Bewahrt der GAK die Chance auf den Relegationsplatz?
Weiz empfängt in der vorletzten Runde der Regionalliga den GAK. Vor dem Spiel wurde noch kräftig umgebaut. Die Weiz-Fans müssen in den Gästesektor ausweichen.

Foto © GEPAWeiz und der GAK brauchen dringend die Punkte
Einigen Mitgliedern des SC Weiz und einer Handvoll Arbeitern des Bauhofs trieb es in dieser Woche des Öfteren die Schweißperlen auf die Stirn. Um Angstschweiß, angesichts des drohenden Abstiegs oder wegen des Gegners am Freitag, handelte es sich aber nicht. Im Stadion Weiz wurde vor dem Schlager gegen den GAK zu- und umgebaut. Eine Zusatztribüne hinter dem Tor wurde errichtet und das Feld mit Baugittern eingezäunt. "Alles Vorschriften der Behörden", sagt Sektionsleiter Philipp Hofer.

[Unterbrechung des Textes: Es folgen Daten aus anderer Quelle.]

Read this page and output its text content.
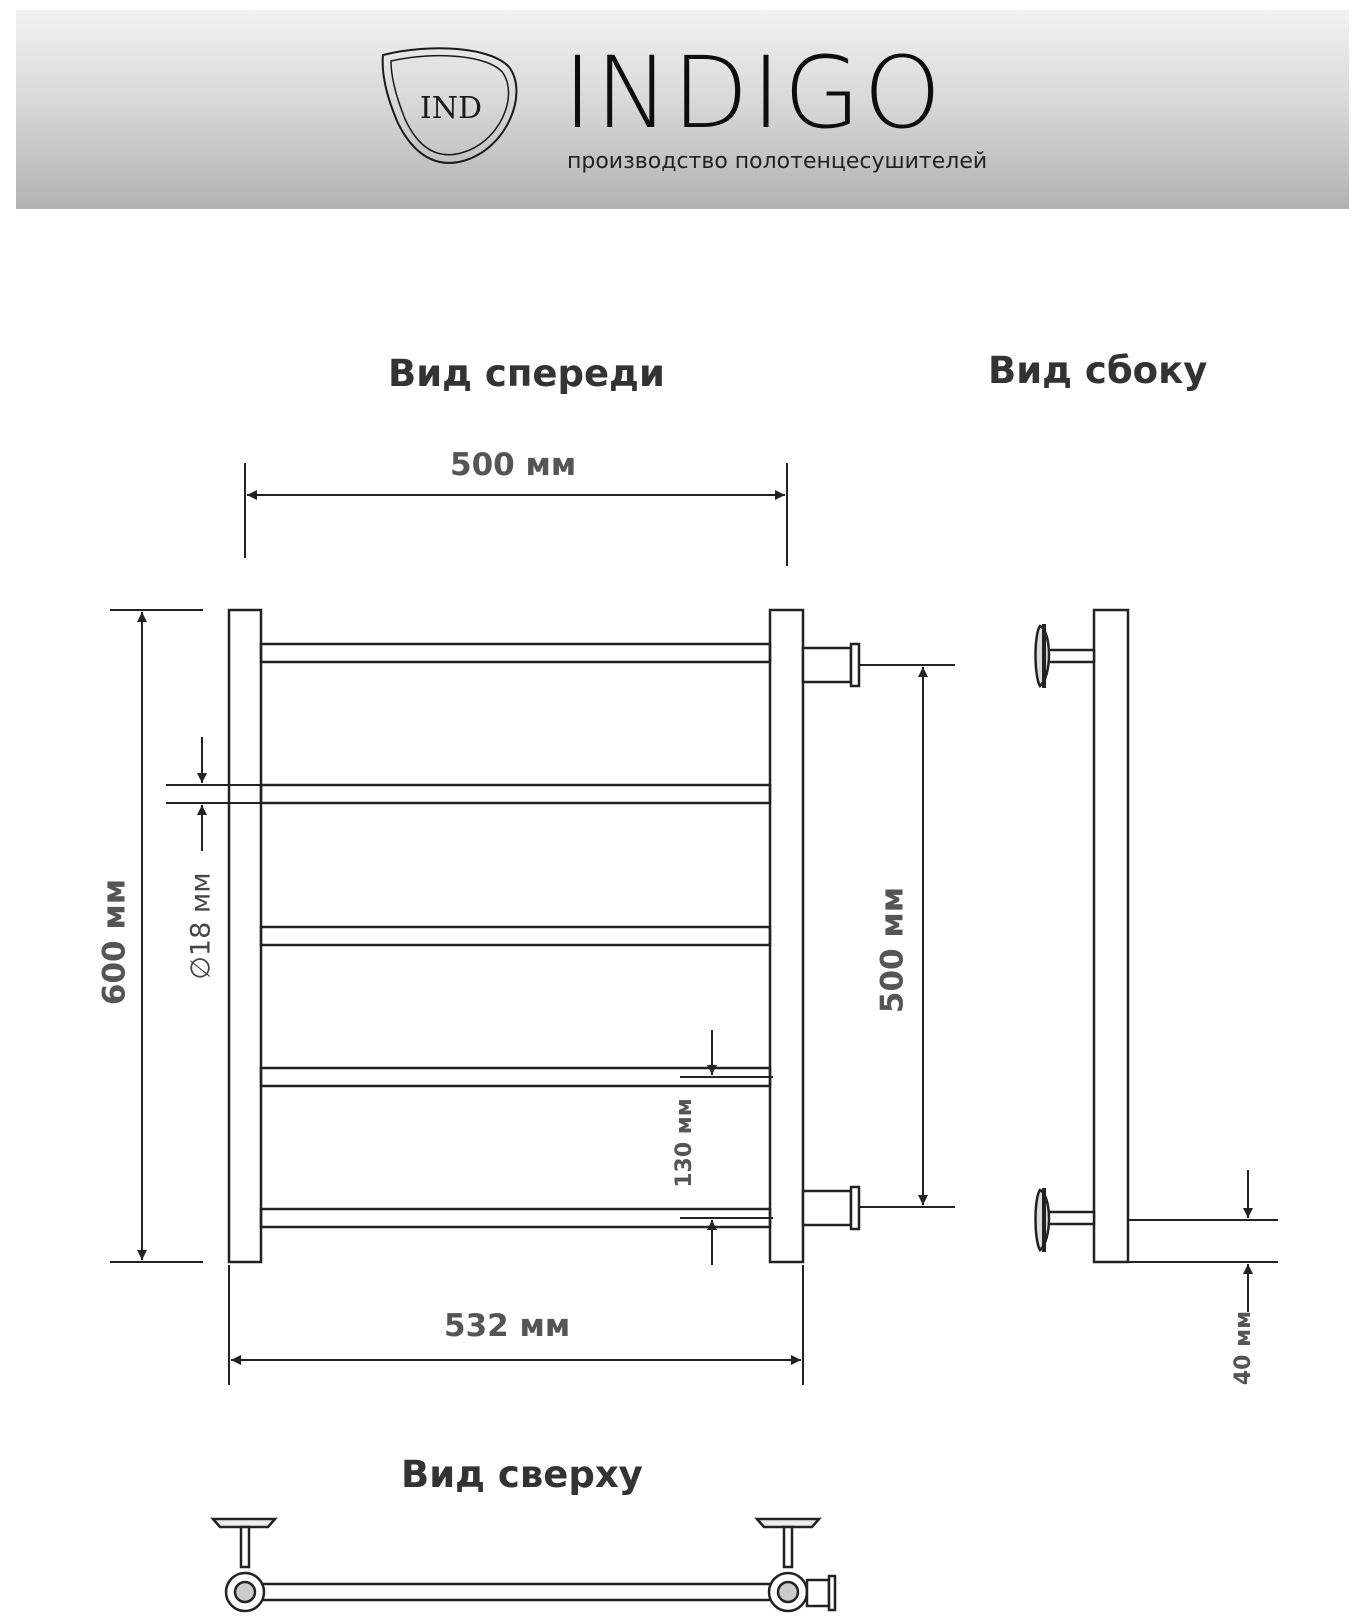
IND INDIGO
производство полотенцесушителей
Вид спереди	Вид сбоку
Вид сверху
500 мм
532 мм
600 мм	500 мм
∅18 мм
130 мм
40 мм
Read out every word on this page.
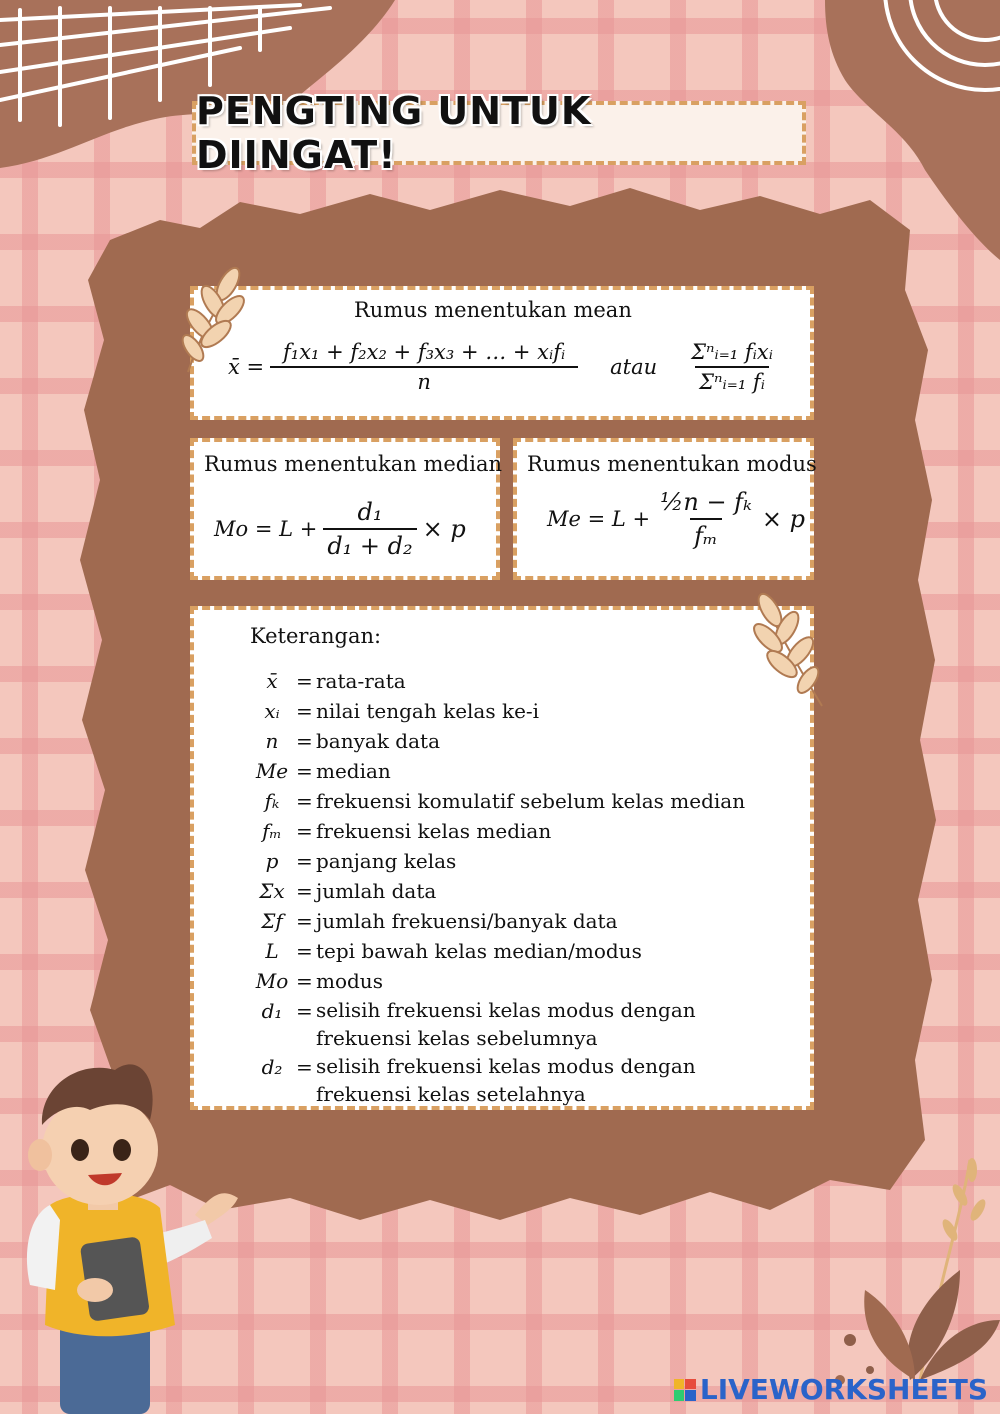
PENGTING UNTUK DIINGAT!
Rumus menentukan mean
x̄ = $\frac{\text{f₁x₁ + f₂x₂ + f₃x₃ + … + xᵢfᵢ}}{n}$ atau $\frac{\text{Σⁿᵢ₌₁ fᵢxᵢ}}{\text{Σⁿᵢ₌₁ fᵢ}}$
Rumus menentukan median
$Mo = L + \frac{\text{d₁}}{\text{d₁ + d₂}} \times p$
Rumus menentukan modus
$Me = L + \frac{\text{½n − fₖ}}{\text{fₘ}} \times p$
Keterangan:
x̄ = rata-rata
xᵢ = nilai tengah kelas ke-i
n = banyak data
Me = median
fₖ = frekuensi komulatif sebelum kelas median
fₘ = frekuensi kelas median
p = panjang kelas
Σx = jumlah data
Σf = jumlah frekuensi/banyak data
L = tepi bawah kelas median/modus
Mo = modus
d₁ = selisih frekuensi kelas modus dengan
frekuensi kelas sebelumnya
d₂ = selisih frekuensi kelas modus dengan
frekuensi kelas setelahnya
LIVEWORKSHEETS
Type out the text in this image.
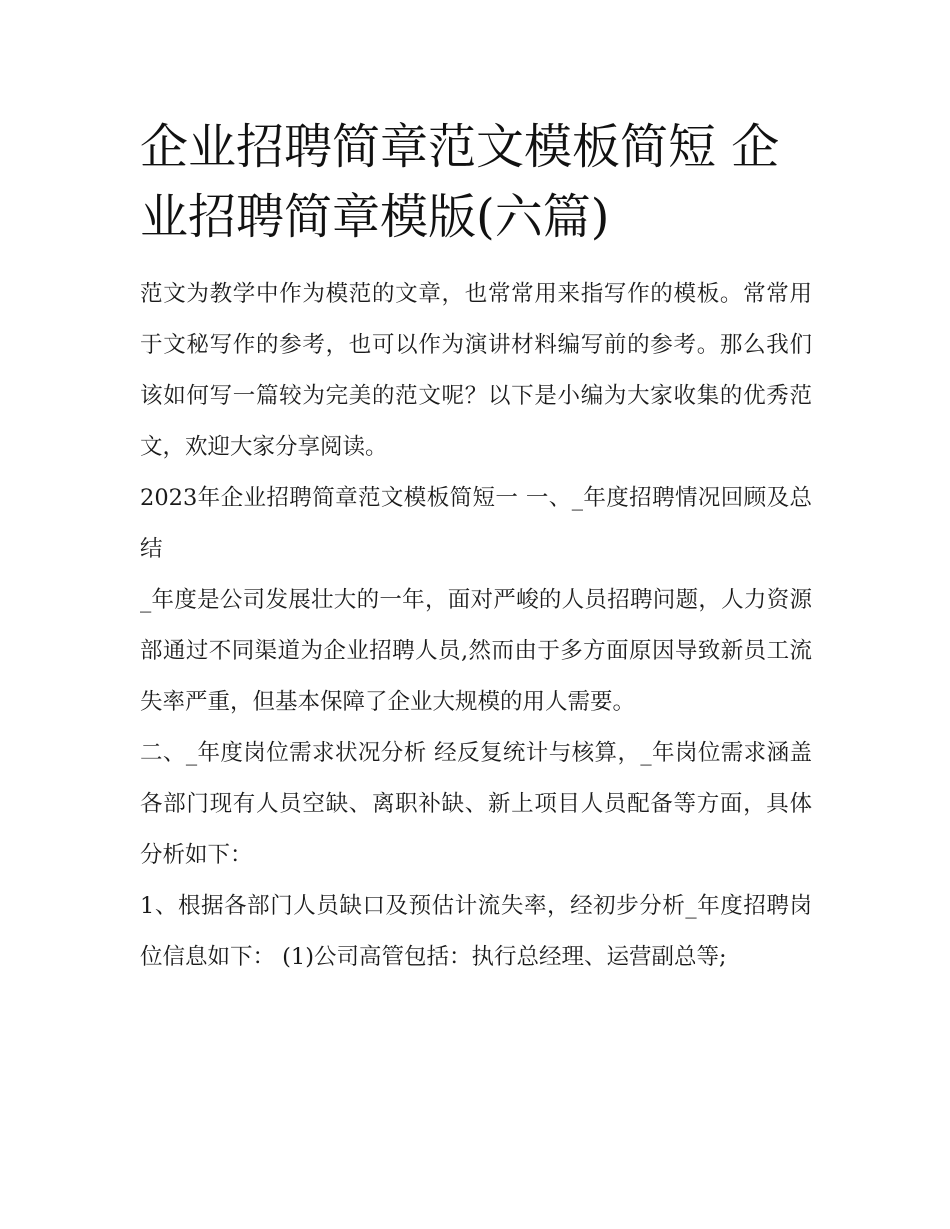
企业招聘简章范文模板简短 企业招聘简章模版(六篇)

范文为教学中作为模范的文章，也常常用来指写作的模板。常常用于文秘写作的参考，也可以作为演讲材料编写前的参考。那么我们该如何写一篇较为完美的范文呢？以下是小编为大家收集的优秀范文，欢迎大家分享阅读。

2023年企业招聘简章范文模板简短一 一、_年度招聘情况回顾及总结

_年度是公司发展壮大的一年，面对严峻的人员招聘问题，人力资源部通过不同渠道为企业招聘人员,然而由于多方面原因导致新员工流失率严重，但基本保障了企业大规模的用人需要。

二、_年度岗位需求状况分析 经反复统计与核算，_年岗位需求涵盖各部门现有人员空缺、离职补缺、新上项目人员配备等方面，具体分析如下：

1、根据各部门人员缺口及预估计流失率，经初步分析_年度招聘岗位信息如下： (1)公司高管包括：执行总经理、运营副总等;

Grund für die Anweisungen der Exekutive ist der prognostizierte Fan-Ansturm aus Graz. Die 1000 bis 1500 Anhänger der Athletiker sind aber nicht gleichbedeutend mit einem Geldregen für den Weizer Vereinskassier. "Die zusätzlichen Einnahmen durch die Karten benötigen wir fast zur Gänze, um die Mehrkosten zu decken", sagt Hofer.
Mehr Ordner
Neben den baulichen Maßnahmen muss personell aufgestockt werden. Statt der üblichen 20 Ordner werden am Freitag 35 Wachposten und 25 Mann einer privaten Sicherheitsfirma im Einsatz sein. Das Aufgebot der Exekutive wurde ebenfalls erhöht.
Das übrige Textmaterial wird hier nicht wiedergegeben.